What can you say when Russia's main intelligence service raids its main law-enforcement agency and arrests some of its top officials for ties to organized crime?
Because that's what happened yesterday when the FSB arrested the head of the Investigative Committee's Moscow branch, as well as the head and deputy head of its Internal Affairs division, accusing them of taking bribes from a notorious mob kingpin.
Well, what you most definitely cannot say is that this is part of some crackdown on corruption and mob ties in law enforcement.
Russia's security services, of course, have long worked hand in glove with organized crime and will continue to do so.
And those arrested yesterday for mob ties could easily have said: "I know you are, but what am I?!"
No, cases like this are never about what is on the surface.
The criminal charges -- which could easily have been levied against anybody -- are almost always a smokescreen for a political battle below the surface.
And what yesterday's raid and arrests suggest is that yet another "siloviki war" -- a battle among Russia's security services -- may be under way.
Elections are on the horizon. Vladimir Putin is hedging his bets by creating a 400,000-strong National Guard that answers to him alone. And everybody appears to be getting nervous.

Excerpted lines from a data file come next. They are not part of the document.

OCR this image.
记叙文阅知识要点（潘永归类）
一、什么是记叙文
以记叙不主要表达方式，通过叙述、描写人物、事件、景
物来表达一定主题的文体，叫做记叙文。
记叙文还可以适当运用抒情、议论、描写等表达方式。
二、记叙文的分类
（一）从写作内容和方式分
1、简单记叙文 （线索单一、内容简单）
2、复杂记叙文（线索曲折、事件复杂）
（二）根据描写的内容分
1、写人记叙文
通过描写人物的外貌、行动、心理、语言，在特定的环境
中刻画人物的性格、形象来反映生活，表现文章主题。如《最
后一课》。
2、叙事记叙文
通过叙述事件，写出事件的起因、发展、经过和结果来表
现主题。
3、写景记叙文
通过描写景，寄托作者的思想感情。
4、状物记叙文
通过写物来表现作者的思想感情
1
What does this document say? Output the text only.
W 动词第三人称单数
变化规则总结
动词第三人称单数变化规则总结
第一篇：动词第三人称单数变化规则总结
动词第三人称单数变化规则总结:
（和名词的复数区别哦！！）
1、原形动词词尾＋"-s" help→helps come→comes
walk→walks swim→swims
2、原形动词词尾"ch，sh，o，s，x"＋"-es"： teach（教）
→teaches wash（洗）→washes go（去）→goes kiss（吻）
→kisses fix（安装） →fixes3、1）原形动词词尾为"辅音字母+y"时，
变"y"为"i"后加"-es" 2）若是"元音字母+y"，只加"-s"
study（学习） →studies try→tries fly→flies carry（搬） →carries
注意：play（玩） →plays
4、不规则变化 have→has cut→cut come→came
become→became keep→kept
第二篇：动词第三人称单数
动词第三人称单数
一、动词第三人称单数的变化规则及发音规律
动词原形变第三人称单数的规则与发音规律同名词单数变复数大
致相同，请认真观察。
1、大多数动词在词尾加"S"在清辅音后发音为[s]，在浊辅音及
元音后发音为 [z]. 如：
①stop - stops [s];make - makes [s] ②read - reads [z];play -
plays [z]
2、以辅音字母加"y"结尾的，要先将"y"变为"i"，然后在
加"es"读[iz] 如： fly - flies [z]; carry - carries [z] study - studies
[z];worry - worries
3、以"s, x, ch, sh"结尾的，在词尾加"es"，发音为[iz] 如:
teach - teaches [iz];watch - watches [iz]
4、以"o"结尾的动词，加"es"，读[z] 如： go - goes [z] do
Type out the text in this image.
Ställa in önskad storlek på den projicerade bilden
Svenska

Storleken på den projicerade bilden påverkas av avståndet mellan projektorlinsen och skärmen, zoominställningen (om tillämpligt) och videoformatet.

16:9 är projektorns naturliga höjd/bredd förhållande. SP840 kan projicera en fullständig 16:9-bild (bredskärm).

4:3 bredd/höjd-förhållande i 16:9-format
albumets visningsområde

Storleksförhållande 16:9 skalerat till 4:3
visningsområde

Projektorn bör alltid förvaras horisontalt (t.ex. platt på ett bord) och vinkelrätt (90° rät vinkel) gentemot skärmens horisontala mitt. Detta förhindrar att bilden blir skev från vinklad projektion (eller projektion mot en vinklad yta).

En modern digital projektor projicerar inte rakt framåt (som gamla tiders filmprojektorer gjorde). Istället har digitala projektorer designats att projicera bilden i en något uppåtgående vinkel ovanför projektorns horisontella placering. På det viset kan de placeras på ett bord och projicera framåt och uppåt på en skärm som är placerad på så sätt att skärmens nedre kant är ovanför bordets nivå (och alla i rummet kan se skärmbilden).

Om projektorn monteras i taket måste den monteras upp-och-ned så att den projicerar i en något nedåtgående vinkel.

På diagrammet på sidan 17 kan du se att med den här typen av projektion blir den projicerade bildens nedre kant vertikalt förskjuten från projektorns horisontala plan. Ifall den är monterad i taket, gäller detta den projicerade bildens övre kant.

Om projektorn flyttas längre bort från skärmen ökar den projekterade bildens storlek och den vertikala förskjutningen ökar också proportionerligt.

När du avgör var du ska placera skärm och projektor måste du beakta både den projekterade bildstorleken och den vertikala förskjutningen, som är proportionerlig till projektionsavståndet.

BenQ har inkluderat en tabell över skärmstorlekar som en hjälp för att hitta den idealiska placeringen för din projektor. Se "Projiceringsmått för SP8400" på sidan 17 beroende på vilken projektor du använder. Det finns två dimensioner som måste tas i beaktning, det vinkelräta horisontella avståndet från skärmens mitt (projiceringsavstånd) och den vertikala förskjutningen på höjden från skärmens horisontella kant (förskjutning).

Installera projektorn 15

Russian opposition figure Roman Dobrokhotov summed it all up rather succinctly in a tweet yesterday:
"The cops are afraid of the prosecutors, the prosecutors are afraid of the Investigative Committee, the Investigative Committee is afraid of the FSB, the FSB is afraid of Ramzan Kadyrov, Kadyrov is afraid of Vladimir Putin, and Putin is afraid of everybody."
So hold onto your hats, we should be in for a wild ride.